Con Simone è stato così, lui non si è fatto problemi e nemmeno io me ne sono fatti. Anche se non ti nascondo che la mia testa rimane una parte di me che è suscettibile e deve essere avvicinata con cura e mai alla sprovvista, proprio perché non sono abituata al contatto frequente: Simo mi coccola la testa e mi chiama la sua nocciolina (per evidenti somiglianze!).
Questo è quello che dovrebbe succedere in una relazione: giochiamo e ci prendiamo cura l'uno delle particolarità dell'altro, accettandosi per come siamo e spronandoci a migliorare e fare di più, insieme. Se possiamo essere lo specchio che insegna alla persona che amiamo ad amare se stessa, perché non usare questo potere? Qualsiasi relazione che non si fonda su questa base, non è degna di essere chiamata tale."

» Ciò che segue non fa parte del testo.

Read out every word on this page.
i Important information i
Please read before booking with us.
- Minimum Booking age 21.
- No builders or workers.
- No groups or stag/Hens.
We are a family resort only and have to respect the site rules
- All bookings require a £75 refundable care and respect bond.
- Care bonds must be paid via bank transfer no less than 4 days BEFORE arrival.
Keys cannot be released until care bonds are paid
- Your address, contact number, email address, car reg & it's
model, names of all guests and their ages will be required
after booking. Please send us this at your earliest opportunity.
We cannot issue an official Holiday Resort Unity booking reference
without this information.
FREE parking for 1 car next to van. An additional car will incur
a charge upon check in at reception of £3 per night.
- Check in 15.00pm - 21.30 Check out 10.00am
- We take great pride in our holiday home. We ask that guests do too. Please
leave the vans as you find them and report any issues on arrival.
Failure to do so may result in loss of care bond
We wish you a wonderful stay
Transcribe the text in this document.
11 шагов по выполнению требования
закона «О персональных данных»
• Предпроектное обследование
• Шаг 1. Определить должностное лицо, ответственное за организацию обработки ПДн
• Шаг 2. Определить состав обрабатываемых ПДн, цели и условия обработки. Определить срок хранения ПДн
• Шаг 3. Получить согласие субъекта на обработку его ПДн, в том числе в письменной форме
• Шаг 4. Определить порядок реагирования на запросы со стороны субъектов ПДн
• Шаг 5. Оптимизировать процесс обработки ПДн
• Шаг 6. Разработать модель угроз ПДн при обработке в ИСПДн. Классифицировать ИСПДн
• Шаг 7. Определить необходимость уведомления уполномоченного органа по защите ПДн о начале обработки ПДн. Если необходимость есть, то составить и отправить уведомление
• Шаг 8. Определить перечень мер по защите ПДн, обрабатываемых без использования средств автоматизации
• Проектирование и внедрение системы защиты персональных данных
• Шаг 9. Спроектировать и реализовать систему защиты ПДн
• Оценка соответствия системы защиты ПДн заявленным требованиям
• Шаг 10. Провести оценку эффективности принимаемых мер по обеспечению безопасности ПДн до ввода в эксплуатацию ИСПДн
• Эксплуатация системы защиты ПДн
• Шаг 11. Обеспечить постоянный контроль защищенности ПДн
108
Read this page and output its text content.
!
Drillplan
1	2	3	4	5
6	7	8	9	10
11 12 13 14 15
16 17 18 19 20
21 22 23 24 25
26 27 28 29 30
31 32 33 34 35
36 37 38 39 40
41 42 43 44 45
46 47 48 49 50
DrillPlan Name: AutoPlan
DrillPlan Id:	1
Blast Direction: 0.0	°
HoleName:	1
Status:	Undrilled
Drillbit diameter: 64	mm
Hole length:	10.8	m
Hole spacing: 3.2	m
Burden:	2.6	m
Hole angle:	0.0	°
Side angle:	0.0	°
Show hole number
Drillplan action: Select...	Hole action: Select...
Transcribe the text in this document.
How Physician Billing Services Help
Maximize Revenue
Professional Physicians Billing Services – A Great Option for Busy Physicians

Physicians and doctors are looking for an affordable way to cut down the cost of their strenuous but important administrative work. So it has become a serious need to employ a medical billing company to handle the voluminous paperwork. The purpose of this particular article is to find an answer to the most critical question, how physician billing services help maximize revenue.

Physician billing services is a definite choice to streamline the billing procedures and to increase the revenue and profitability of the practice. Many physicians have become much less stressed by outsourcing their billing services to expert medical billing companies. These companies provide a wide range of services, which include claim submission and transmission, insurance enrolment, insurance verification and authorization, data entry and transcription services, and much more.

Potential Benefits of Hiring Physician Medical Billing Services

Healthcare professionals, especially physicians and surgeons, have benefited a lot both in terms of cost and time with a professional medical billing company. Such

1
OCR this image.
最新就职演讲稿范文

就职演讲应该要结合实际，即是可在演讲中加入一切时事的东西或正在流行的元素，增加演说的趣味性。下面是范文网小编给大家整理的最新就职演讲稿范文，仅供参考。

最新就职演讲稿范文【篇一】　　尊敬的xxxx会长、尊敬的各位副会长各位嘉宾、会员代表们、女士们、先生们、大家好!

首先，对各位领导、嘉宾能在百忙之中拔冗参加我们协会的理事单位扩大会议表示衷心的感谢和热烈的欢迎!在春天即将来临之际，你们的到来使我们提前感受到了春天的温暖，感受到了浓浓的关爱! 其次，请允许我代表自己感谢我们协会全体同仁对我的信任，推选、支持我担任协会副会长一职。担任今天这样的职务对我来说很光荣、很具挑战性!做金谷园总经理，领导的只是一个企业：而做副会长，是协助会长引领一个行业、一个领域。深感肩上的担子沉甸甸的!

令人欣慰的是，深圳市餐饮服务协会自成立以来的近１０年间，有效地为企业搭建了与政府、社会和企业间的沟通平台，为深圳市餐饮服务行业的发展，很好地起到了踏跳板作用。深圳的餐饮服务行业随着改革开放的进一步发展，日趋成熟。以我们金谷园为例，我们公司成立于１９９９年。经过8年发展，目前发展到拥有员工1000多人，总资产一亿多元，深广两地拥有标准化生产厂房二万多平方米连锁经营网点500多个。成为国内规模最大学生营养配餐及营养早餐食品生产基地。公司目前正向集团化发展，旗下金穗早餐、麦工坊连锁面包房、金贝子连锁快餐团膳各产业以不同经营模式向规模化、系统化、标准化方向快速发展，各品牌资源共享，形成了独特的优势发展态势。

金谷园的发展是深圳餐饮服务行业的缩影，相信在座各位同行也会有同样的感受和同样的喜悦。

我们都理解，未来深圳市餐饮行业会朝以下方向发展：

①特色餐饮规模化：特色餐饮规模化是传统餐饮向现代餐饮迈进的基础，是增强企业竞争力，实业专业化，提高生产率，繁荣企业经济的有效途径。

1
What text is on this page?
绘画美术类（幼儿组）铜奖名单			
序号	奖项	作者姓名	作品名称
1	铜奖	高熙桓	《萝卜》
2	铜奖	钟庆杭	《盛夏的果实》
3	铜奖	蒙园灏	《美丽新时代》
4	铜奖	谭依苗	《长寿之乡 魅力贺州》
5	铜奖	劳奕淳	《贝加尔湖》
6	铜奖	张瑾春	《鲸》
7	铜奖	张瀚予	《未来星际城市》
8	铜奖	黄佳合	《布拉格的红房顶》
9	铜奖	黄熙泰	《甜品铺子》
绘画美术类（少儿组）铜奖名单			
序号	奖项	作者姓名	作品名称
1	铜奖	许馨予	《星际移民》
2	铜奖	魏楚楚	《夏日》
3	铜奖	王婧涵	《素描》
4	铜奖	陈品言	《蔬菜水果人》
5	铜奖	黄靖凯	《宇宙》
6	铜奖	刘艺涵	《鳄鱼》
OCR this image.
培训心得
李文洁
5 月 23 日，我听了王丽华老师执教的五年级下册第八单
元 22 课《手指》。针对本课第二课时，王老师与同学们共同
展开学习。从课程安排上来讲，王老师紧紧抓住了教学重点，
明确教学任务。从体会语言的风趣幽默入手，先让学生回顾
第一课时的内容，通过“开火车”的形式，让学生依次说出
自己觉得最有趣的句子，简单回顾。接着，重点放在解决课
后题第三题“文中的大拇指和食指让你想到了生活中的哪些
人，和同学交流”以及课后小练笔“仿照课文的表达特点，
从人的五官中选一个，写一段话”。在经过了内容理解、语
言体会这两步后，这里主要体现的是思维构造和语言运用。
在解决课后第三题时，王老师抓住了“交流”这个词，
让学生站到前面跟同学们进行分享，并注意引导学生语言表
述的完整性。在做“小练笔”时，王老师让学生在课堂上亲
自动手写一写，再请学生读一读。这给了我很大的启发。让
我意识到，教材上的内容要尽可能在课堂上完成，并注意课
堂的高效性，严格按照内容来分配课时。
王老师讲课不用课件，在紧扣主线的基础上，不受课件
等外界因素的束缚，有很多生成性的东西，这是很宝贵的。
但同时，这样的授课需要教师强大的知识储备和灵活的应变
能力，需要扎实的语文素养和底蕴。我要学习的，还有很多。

E invece ci sono stati dei momenti imbarazzanti o delle gaffe che qualche ragazzo ha fatto durante un appuntamento?
"Sì. Ma ne ho fatte di peggiori sicuramente io, perché a volte vivo fra le nuvole e dico cose inopportune… Però posso dare un consiglio a chi si trova in questa situazione: fai domande perché sei curioso di conoscere la persona che hai davanti, non perché vuoi soddisfare una tua curiosità personale. Tutto ciò che dirai sarà sicuramente preso nel migliore dei modi."
Salutiamoci con un tuo consiglio verso la Sara di ieri, dodicenne, e a tutte le ragazzine che non riescono ad aprirsi agli altri perché si sentono diverse.
"Io mi sono sentita tanto sola nella mia condizione quando ero una ragazzina e non c'erano tutti i mezzi di comunicazione che abbiamo oggi, che invece possono essere la chiave per capire che non si è MAI e dico MAI soli al mondo a dover sostenere un peso che ci opprime. Qualsiasi sia il tuo piccolo o grande segreto, esiste almeno una persona che sa di cosa stai parlando. Esiste un posto, esiste un gruppo al quale appartieni perché semplicemente siete nati sotto la stessa stella e il tuo obiettivo è viaggiare per mare e per monti, parlare con tutte le persone delle quali incontrerai per caso lo sguardo, leggere tutte le parole che ti capiteranno sott'occhio, toccare tutte le cose che non conosci e scoprire a cosa servono, ascoltare la musica di chi ha vissuto prima di te, ballare una danza sconosciuta, farti guidare da profumi che ti incuriosiscono e combattere perché tu non smetta mai e poi mai di farti sorprendere da quello che il mondo ti fa vedere.
Sono sicura che mentre percorri questo cammino, troverai più risposte delle domande che adesso hai in testa."